Meet the Friends!

Posted on the 12 January 2017 by Fopg @fopg

Beatrice Nessen, longtime Friend and Advocate

Beatrice Nessen has always cared about open space and urban quality of life issues. As a child, she remembers walks with her father in the Arnold Arboretum who had a passion for trees and passed on his knowledge by quizzing her on the names of the trees they passed. She learned about the different leaves, bark, tree shape and diversity of flora in the Arboretum. Not surprisingly, she feels greenspace is an invaluable resource to commune with nature, walk through, and view the city from a distance. She says that "Parks are essential to make a city livable on a human scale."

Beatrice was first introduced to the Friends as a representative of the Boston League of Women Voters to a citizens' group concerned about the threat of huge shadows on much of the Public Garden from the proposed Park Plaza Development Project. The advocacy by a small group of area residents, property owners, theatres, businesses and the nascent Friends of the Public Garden eventually turned the tide of public opinion to defeat the development. Over many years, a tough battle was fought by Henry Lee, Stella Trafford, and other citizen activists to get the present Shadow Law Protection legislation passed so the parks could be protected against encroachment and damaging shadows from development around them.
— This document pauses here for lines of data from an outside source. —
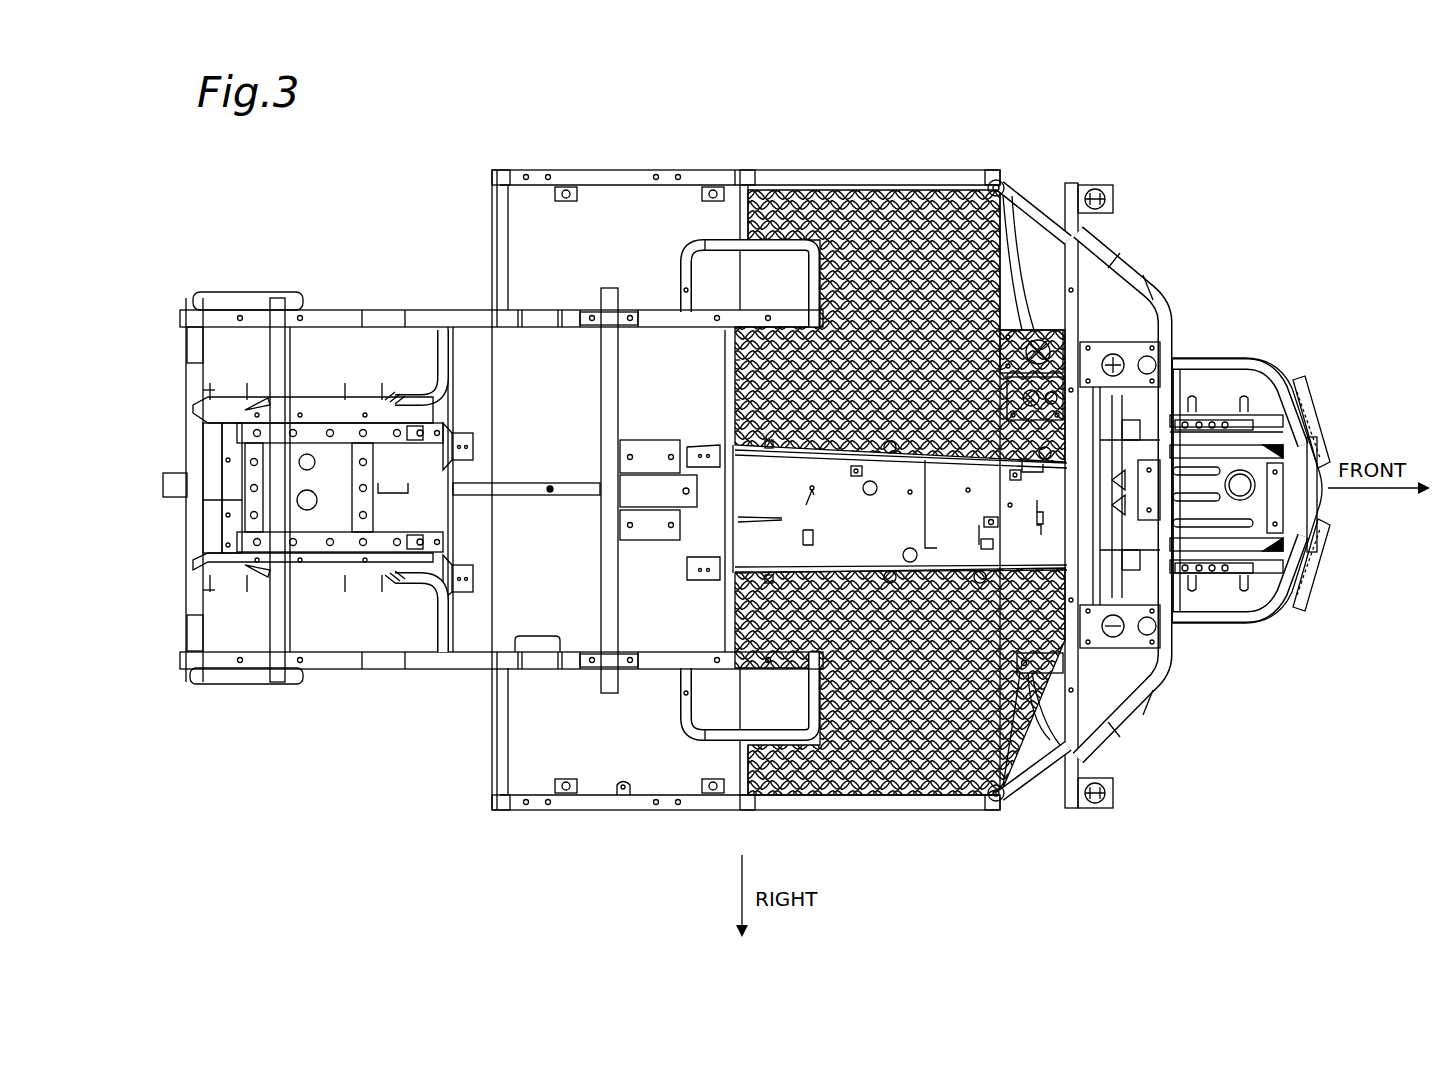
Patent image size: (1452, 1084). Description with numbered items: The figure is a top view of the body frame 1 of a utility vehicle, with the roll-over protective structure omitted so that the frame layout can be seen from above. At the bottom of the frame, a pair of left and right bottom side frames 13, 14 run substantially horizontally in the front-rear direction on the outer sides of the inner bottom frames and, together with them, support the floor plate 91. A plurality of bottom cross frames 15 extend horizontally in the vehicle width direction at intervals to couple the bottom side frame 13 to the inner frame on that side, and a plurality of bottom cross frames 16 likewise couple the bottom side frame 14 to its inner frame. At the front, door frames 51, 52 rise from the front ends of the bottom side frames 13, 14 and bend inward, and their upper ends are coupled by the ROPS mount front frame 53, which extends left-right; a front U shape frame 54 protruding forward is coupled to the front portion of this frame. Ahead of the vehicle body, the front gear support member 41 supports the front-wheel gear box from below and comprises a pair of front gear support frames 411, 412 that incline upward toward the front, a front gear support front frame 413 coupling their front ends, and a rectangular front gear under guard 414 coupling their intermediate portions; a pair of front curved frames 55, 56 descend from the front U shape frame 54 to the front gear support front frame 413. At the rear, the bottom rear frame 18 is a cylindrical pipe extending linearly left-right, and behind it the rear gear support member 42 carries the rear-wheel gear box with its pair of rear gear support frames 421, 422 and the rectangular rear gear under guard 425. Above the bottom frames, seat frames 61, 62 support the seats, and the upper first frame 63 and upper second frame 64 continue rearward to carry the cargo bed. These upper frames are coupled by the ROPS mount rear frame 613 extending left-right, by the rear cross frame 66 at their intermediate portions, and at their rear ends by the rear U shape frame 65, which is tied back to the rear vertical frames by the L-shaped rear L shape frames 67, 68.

The body frame 1 is at (1190, 207).
The bottom side frame 13 is at (657, 808).
The bottom side frame 14 is at (737, 178).
The bottom cross frame 15 is at (503, 757).
The bottom cross frame 16 is at (504, 200).
The bottom rear frame 18 is at (447, 640).
The front gear support member 41 is at (1226, 519).
The rear gear support member 42 is at (294, 483).
The door frame 51 is at (1048, 786).
The door frame 52 is at (1040, 190).
The ROPS mount front frame 53 is at (1073, 195).
The front U shape frame 54 is at (1120, 270).
The front curved frame 55 is at (1272, 618).
The front curved frame 56 is at (1262, 366).
The seat frame 61 is at (696, 665).
The seat frame 62 is at (702, 317).
The upper first frame 63 is at (571, 669).
The upper second frame 64 is at (571, 312).
The rear U shape frame 65 is at (190, 388).
The rear cross frame 66 is at (277, 345).
The rear L shape frame 67 is at (298, 563).
The rear L shape frame 68 is at (300, 418).
The floor plate 91 is at (911, 802).
The front gear support frame 411 is at (1243, 540).
The front gear support frame 412 is at (1229, 448).
The front gear support front frame 413 is at (1313, 438).
The front gear under guard 414 is at (1218, 505).
The rear gear support frame 421 is at (352, 545).
The rear gear support frame 422 is at (370, 436).
The rear gear under guard 425 is at (329, 505).
The ROPS mount rear frame 613 is at (611, 293).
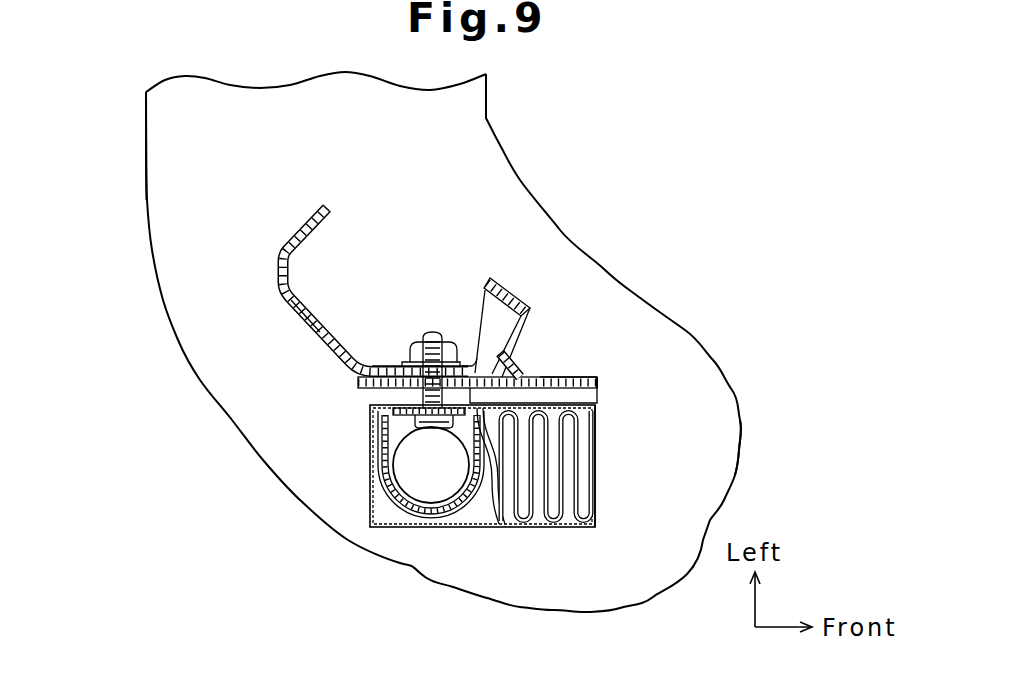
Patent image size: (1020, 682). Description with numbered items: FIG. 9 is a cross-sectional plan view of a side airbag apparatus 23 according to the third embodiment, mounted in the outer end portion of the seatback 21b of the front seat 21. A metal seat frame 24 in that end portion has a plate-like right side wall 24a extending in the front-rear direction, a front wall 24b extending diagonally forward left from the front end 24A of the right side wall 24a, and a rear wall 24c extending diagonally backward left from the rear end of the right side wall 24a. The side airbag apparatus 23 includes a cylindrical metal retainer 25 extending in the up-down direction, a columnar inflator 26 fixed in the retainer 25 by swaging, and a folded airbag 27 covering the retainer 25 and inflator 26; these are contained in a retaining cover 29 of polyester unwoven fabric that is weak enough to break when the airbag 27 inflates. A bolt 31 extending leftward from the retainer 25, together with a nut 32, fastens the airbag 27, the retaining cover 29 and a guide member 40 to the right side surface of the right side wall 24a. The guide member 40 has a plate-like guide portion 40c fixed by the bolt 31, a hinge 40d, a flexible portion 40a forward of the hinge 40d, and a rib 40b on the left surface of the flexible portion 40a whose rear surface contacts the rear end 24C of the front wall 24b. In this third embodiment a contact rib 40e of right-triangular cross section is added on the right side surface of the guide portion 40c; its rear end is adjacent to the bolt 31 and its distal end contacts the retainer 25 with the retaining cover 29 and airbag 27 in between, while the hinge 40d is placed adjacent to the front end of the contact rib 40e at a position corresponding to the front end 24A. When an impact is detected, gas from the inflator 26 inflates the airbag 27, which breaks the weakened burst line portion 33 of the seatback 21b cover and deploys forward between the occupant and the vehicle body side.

The front seat 21 is at (146, 138).
The seatback 21b is at (146, 209).
The side airbag apparatus 23 is at (350, 462).
The seat frame 24 is at (279, 272).
The right side wall 24a is at (380, 366).
The front wall 24b is at (498, 326).
The rear wall 24c is at (300, 304).
The front end 24A is at (464, 370).
The rear end 24C is at (530, 340).
The retainer 25 is at (472, 500).
The inflator 26 is at (437, 493).
The airbag 27 is at (548, 520).
The retaining cover 29 is at (590, 522).
The bolt 31 is at (428, 342).
The nut 32 is at (426, 332).
The burst line portion 33 is at (737, 467).
The guide member 40 is at (362, 389).
The flexible portion 40a is at (597, 381).
The rib 40b is at (536, 370).
The guide portion 40c is at (565, 366).
The hinge 40d is at (478, 396).
The contact rib 40e is at (457, 420).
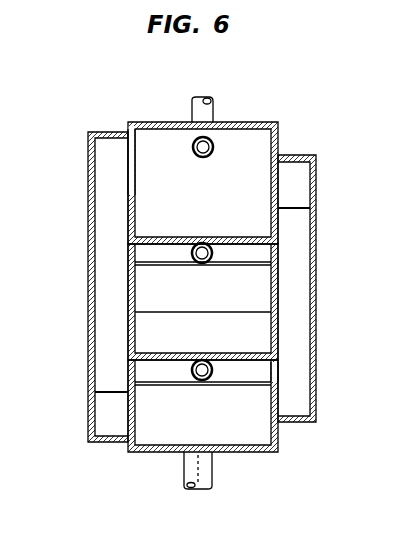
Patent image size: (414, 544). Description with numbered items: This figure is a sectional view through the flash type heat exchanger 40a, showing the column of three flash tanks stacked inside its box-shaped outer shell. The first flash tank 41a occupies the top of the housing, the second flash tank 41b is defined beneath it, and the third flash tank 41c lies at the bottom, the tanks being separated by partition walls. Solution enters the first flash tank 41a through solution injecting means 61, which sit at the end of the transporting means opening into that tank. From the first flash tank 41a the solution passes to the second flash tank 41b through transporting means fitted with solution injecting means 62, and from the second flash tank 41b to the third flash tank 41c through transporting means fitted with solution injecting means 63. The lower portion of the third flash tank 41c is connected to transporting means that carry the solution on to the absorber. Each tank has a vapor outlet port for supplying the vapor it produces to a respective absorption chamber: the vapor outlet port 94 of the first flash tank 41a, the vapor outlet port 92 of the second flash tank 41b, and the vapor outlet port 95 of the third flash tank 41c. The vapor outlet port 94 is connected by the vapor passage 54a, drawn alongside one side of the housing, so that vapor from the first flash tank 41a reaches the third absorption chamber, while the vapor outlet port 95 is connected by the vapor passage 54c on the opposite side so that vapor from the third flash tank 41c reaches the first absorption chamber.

The flash type heat exchanger 40a is at (243, 114).
The first flash tank 41a is at (235, 172).
The second flash tank 41b is at (150, 334).
The third flash tank 41c is at (240, 430).
The vapor passage 54a is at (102, 298).
The vapor passage 54c is at (303, 301).
The solution injecting means 61 is at (192, 148).
The solution injecting means 62 is at (196, 252).
The solution injecting means 63 is at (196, 376).
The vapor outlet port 92 is at (208, 304).
The vapor outlet port 94 is at (130, 167).
The vapor outlet port 95 is at (272, 371).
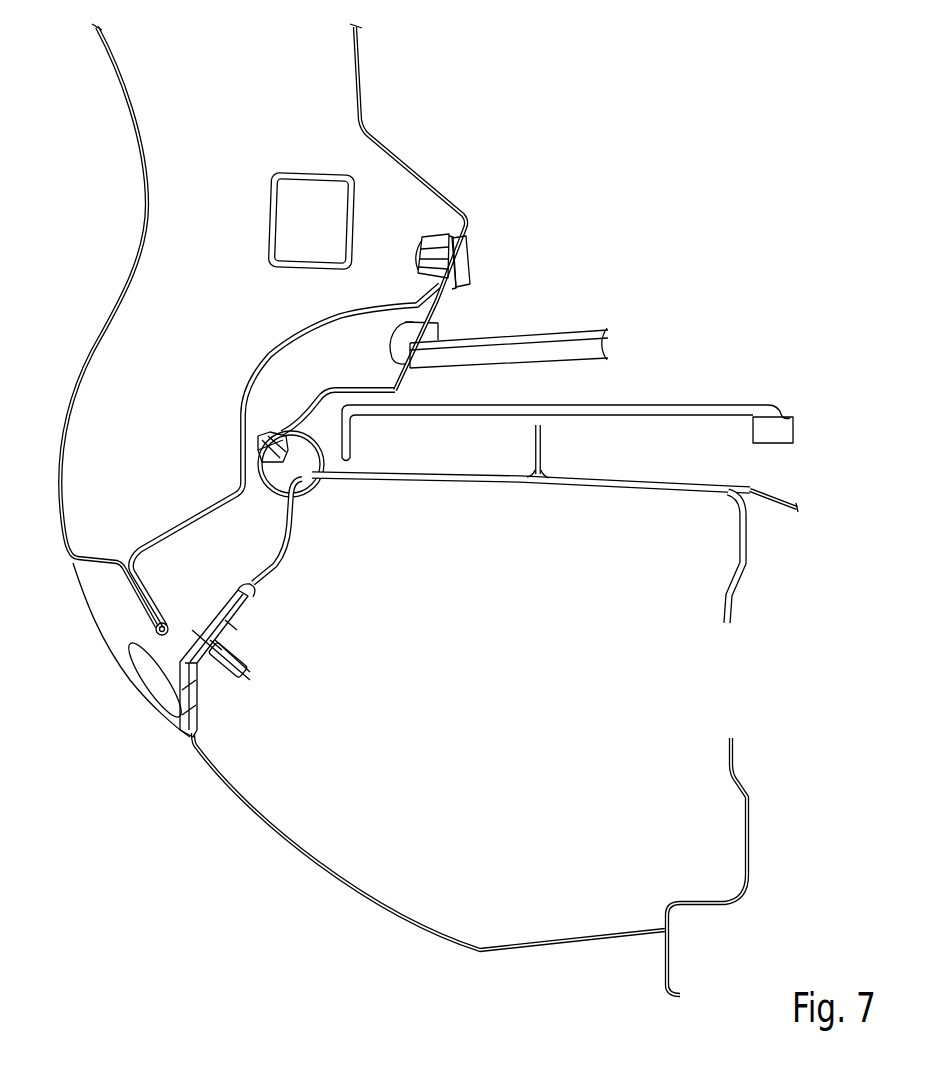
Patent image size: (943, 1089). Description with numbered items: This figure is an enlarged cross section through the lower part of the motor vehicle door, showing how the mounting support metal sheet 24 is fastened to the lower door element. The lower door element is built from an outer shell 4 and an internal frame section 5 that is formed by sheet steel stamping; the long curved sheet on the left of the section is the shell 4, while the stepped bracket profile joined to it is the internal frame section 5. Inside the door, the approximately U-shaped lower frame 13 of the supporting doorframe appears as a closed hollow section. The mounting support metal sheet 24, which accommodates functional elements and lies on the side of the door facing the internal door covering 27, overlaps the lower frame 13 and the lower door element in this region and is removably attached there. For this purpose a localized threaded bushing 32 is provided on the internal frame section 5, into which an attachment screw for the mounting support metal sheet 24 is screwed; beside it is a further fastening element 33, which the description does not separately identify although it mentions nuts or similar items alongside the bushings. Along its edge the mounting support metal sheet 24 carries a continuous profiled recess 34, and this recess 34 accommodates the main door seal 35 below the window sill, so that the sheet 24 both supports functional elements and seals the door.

The shell 4 is at (90, 350).
The internal frame section 5 is at (203, 510).
The lower frame 13 is at (292, 170).
The mounting support metal sheet 24 is at (370, 60).
The internal door covering 27 is at (570, 342).
The threaded bushings 32 is at (437, 232).
The nut 33 is at (470, 257).
The profiled recess 34 is at (276, 432).
The main door seal 35 is at (318, 500).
Continuing the environmental theme throughout her life, professionally she spent her career in urban planning and public policy spending many years at the Massachusetts Department of Environmental Protection during the Boston Harbor clean-up effort. Now, in her "retirement" she is on the Board of the Friends, Chair of the Common Committee, on the Horticulture Committee, the Parks Committee and the Friends liaison to the Boston Preservation Alliance translating her passion for parks, open space and trees into a vital voice for the work of the Friends. Given her expertise in government and environmental reform she is an important contributor to the Friends current efforts to continue to maintain strong legal shadow protections for the Parks.